Use the garbage disposal less and the garbage more (even better—compost!).
The dishwasher is one of the biggest water users in the kitchen. A typical dishwasher uses about 25 gallons of water per load. However, some of the newer, more energy and water efficient models use as little as 13 gallons of water per load.
As you know, the more dishes you can get into the dishwasher per load, the more efficiently the water is used! So only do full loads of dishes, and you will be using your water wisely.
Make sure your toilet is an ultra-low flush model, which uses only one and a half gallons per flush.
If you're taking a shower, don't waste cold water while waiting for hot water to reach the shower head. Catch that water in a container to use on your outside plants or to flush your toilet. Saves 200 to 300 gallons a month.
Check toilet for leaks. Put dye tablets or food coloring into the tank. If color appears in the bowl without flushing, there's a leak that should be repaired. Saves 400 gallons a month.
Turn off the water while brushing your teeth. Saves up to three gallons each day.
Turn off the water while shaving. Fill the bottom of the sink with a few inches of water to rinse your razor. Saves up to three gallons each day.
You can save water in the shower by installing low-flow shower heads, keeping each shower short and sweet, and running the water only when it is needed to lather up and rinse off.
Taking unnecessarily long showers wastes water. Reducing the length of your shower by just one minute could save you hundreds of gallons of water a year.
By far the best way to save water in the shower is to only run the water when needed. This practice can reduce the water used to less than 10 gallons each shower and will save you money each year.
Installing a faucet aerator is a simple and inexpensive way to reduce water use in the bathroom. Faucet aerators reduce output from 2.5 gpm to 1.5 gpm! This is a savings of about 40%
Use full loads of laundry whenever possible. Each load of laundry uses between 27 and 54 gallons of water.
Most washers now offer preset levels for small, medium, and large loads, so you can select the appropriate water level for the size of your laundry.
For hand laundering, put a stopper in the washtub for both wash and rinse. Don’t let the faucet run.
Take a look at your washing machine and see if it has the suds saving feature. If it does use it to recycle the rinse water from the previous load of laundry.

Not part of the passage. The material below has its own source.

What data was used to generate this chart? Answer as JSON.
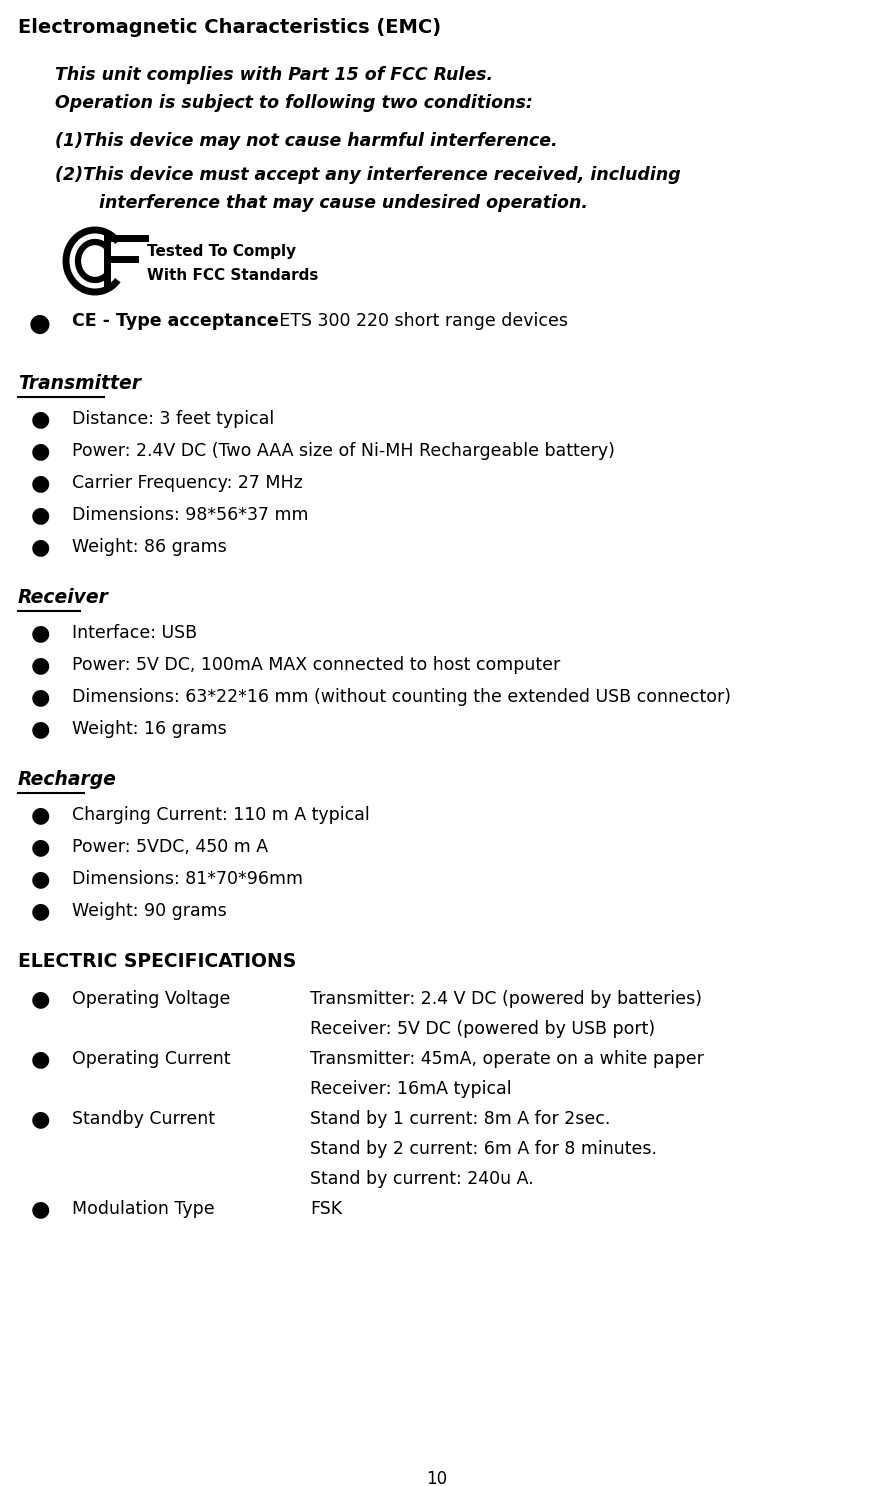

This is a neat way to save water.
When it's time to replace your washing machine look for the most water efficient ones. A water efficient washing machine can save as much as 7,000gallons per year.
Plant during the spring or fall when the watering requirements are lower.

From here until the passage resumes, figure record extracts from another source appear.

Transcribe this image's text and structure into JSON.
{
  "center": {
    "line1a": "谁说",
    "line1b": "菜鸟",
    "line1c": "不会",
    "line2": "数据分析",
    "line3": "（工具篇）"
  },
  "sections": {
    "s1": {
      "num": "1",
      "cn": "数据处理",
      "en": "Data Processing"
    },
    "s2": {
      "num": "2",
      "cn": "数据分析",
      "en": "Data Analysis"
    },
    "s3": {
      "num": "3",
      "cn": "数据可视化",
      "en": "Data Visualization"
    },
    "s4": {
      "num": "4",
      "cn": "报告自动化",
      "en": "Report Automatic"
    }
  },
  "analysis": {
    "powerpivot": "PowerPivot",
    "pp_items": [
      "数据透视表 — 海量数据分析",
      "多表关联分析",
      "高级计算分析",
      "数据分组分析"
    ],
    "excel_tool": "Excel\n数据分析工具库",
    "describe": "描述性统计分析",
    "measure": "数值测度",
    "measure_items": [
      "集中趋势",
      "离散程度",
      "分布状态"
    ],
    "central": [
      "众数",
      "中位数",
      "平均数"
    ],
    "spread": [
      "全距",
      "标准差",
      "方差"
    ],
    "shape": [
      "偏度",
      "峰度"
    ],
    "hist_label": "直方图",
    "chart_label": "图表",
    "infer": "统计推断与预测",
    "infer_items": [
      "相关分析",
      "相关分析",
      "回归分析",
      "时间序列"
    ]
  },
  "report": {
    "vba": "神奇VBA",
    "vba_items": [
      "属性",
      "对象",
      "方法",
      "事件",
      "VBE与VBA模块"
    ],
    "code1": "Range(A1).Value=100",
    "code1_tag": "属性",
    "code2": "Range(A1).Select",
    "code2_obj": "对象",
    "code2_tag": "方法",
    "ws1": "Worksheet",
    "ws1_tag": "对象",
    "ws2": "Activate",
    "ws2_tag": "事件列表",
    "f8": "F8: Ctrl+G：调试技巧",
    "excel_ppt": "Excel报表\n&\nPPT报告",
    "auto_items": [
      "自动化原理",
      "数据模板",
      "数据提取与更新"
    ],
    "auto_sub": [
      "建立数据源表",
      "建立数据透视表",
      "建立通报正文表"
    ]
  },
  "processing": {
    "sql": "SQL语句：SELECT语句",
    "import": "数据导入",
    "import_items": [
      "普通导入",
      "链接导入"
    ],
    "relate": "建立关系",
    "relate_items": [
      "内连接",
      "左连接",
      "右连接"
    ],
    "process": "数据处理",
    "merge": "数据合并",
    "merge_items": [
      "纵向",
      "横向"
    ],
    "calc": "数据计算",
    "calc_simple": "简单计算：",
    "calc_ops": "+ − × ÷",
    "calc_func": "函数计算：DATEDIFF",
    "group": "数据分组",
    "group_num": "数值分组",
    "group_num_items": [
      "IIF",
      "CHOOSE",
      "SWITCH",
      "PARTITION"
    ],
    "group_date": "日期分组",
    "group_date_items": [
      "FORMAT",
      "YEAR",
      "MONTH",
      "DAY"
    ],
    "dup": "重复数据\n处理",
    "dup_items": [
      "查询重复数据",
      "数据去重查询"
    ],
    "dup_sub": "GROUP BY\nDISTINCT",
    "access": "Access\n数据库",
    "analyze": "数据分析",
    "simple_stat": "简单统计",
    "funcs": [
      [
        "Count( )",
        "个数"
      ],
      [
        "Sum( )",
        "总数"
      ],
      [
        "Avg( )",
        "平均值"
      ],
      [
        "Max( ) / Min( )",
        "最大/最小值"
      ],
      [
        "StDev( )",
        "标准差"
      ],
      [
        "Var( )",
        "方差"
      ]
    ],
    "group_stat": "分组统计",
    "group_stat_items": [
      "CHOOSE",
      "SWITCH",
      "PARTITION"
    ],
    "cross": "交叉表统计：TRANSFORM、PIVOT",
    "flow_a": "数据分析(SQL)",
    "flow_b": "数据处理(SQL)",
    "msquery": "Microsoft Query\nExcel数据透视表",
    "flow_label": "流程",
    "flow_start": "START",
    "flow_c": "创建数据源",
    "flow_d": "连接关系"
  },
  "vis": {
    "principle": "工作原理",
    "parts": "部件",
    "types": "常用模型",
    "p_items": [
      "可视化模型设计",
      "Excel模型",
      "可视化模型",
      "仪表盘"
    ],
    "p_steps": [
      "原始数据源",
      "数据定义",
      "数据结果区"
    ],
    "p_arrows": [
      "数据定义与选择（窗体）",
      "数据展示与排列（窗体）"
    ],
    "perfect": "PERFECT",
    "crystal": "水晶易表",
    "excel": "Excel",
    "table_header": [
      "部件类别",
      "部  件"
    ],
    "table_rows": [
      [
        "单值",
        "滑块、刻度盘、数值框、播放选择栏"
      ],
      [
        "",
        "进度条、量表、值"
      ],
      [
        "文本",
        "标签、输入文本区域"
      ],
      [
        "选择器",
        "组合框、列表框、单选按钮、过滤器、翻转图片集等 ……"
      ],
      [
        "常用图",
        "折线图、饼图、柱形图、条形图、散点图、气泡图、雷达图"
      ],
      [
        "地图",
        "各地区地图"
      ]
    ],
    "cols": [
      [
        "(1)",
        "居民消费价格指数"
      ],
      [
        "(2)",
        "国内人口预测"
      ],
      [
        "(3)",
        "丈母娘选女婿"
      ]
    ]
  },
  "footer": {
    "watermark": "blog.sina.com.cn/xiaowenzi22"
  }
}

Minimize evaporation by watering during the early morning hours, when temperatures are cooler and winds are lighter.
Use a layer of organic mulch around plants to reduce evaporation and save hundreds of gallons of water a year.
Use a broom instead of a hose to clean your driveway or sidewalk and save 80 gallons of water every time.
Divide your watering cycle into shorter periods to reduce runoff and allow for better absorption every time you water.
We're more likely to notice leaky faucets indoors, but don't forget to check outdoor faucets, pipes, and hoses for leaks.
Periodically check your pool for leaks if you have an automatic refilling device.
Only water your lawn when needed. You can tell this by simply walking across your lawn. If you leave footprints, it's time to water.
Adjust your lawn mower to a higher setting. Longer grass shades root systems and holds soil moisture better than a closely clipped lawn.
Use the sprinkler for larger areas of grass. Water small patches by hand to avoid waste.
Use porous materials for walkways and patios to keep water in your yard and prevent wasteful runoff.
Direct downspouts and other runoff towards shrubs and trees, or collect and use for your garden.
Water your summer lawns once every three days and your winter lawn once every five days.
Install a rain shut-off device on your automatic sprinklers to eliminate unnecessary watering.
Use drip irrigation for shrubs and trees to apply water directly to the roots where it's needed.
Reduce the amount of grass in your yard by planting shrubs, and ground cover with rock and granite mulching.